Standage discussed liquor, tea, coffee and Coca-Cola in the second half of his lecture, to reflect the more recent social and economic impacts of the four beverages. He highlighted the impact that both tea and liquor had in the colonial era, two connections not he says are not commonly recognized. Standage said that while many students today learn about the role of tea in the Revolutionary War, fewer learn of the role of liquor. 

“Rum was the real spirit of 1776,” Standage said. Standage also discussed the historic role of coffee in Europe during the enlightenment era. Standage credited the arrival of coffee into the European mainstream with “sobering up” the continent and making way for a series of scientific and cultural revolutions which shaped modern western culture. 

“It’s a grave and wholesome liquor that makes the brain quicker,” Standage said. “Today, coffee is a drink used for intellectual conversations and business meetings.”

Professor of Economics Chad Sparber assigned Standage’s book to his First-Year Seminar course this semester, hoping to enlighten students on drink production and consumption.

“I would love for our students to mature past the boorish aspects of drinking culture… People put a lot of care and effort into producing our drinks; we should take time to appreciate their work,” Sparber said.

Sophomore Kristen Miquel said she was interested by Standage’s historical perspective on beverages and left the lecture with a new-found appreciation for these drinks in modern culture.

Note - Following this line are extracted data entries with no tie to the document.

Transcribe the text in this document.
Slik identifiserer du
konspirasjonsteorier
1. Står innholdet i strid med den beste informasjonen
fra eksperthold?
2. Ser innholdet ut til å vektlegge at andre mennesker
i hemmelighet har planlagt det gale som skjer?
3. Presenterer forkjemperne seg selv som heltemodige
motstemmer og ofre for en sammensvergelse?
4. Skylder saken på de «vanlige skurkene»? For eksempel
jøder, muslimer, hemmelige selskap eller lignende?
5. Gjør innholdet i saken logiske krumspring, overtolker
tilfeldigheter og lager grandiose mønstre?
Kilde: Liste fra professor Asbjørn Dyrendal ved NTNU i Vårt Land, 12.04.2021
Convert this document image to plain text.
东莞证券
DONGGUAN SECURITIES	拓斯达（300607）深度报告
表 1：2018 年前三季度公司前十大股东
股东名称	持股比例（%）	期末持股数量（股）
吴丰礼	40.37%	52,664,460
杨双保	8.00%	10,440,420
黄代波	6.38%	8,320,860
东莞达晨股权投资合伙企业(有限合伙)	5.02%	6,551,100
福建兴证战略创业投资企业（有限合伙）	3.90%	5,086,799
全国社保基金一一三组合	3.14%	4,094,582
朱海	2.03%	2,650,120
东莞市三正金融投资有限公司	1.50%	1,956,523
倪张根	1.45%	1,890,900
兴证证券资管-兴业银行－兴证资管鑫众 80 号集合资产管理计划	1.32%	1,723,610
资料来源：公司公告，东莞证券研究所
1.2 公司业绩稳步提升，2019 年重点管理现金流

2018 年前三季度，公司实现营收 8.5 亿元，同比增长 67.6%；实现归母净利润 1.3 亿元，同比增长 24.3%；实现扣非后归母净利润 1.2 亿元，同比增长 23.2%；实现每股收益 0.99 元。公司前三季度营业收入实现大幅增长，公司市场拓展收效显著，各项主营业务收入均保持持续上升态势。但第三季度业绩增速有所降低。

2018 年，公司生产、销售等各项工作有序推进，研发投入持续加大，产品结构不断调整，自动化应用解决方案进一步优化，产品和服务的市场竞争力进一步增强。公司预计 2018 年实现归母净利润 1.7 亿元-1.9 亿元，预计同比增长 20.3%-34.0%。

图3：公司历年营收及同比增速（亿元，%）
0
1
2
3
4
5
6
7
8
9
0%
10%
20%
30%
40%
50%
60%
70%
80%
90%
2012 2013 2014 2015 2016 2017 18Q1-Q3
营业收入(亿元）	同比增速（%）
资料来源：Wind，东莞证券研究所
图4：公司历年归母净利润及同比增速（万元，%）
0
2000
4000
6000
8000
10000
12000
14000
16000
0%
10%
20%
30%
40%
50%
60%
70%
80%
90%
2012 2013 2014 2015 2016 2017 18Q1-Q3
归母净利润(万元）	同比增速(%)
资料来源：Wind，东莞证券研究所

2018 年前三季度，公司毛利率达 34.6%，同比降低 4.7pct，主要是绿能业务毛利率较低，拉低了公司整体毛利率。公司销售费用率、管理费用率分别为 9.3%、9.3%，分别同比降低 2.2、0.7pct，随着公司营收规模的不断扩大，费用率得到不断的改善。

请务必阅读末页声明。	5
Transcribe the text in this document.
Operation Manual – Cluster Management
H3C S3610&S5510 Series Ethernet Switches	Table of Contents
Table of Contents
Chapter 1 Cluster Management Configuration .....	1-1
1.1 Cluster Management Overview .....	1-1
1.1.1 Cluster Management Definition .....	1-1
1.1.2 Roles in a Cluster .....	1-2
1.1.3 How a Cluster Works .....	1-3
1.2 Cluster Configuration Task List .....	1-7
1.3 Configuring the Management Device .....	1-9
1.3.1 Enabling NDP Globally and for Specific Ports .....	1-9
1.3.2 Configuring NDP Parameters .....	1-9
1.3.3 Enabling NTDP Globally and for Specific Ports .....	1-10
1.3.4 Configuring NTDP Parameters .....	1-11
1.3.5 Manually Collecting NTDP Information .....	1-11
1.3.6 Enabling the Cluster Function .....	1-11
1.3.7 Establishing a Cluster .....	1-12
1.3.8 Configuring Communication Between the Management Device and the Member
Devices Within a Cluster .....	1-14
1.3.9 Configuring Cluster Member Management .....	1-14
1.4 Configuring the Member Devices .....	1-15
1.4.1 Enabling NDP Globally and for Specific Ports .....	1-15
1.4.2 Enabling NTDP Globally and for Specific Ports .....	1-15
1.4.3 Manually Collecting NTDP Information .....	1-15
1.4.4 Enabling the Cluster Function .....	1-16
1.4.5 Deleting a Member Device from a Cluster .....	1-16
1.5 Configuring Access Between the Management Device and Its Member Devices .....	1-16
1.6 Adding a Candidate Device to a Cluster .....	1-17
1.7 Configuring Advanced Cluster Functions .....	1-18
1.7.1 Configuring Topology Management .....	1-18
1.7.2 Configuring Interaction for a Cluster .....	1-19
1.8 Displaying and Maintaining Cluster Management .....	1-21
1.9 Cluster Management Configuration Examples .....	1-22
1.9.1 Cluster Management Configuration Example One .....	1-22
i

“I had never thought of drinks as a way to track humanity’s history, so I was pleasantly surprised and interested by the lecture today,” Miquel said. “After learning about the various ties between drinks and certain categories, such as Wine and Philosophy, I felt as if I gained a greater understanding and appreciation for alcohol and other drinks in the context of history.”

Junior Justin Pang said he gained a new perspective on the impact and importance of these six drinks from listening in to Standage’s lecture.

“It was very interesting to learn about how the six drinks discussed have had such a historical significance on how societies developed and were shaped over time,” Pang said.  [This is] something I haven’t considered before.”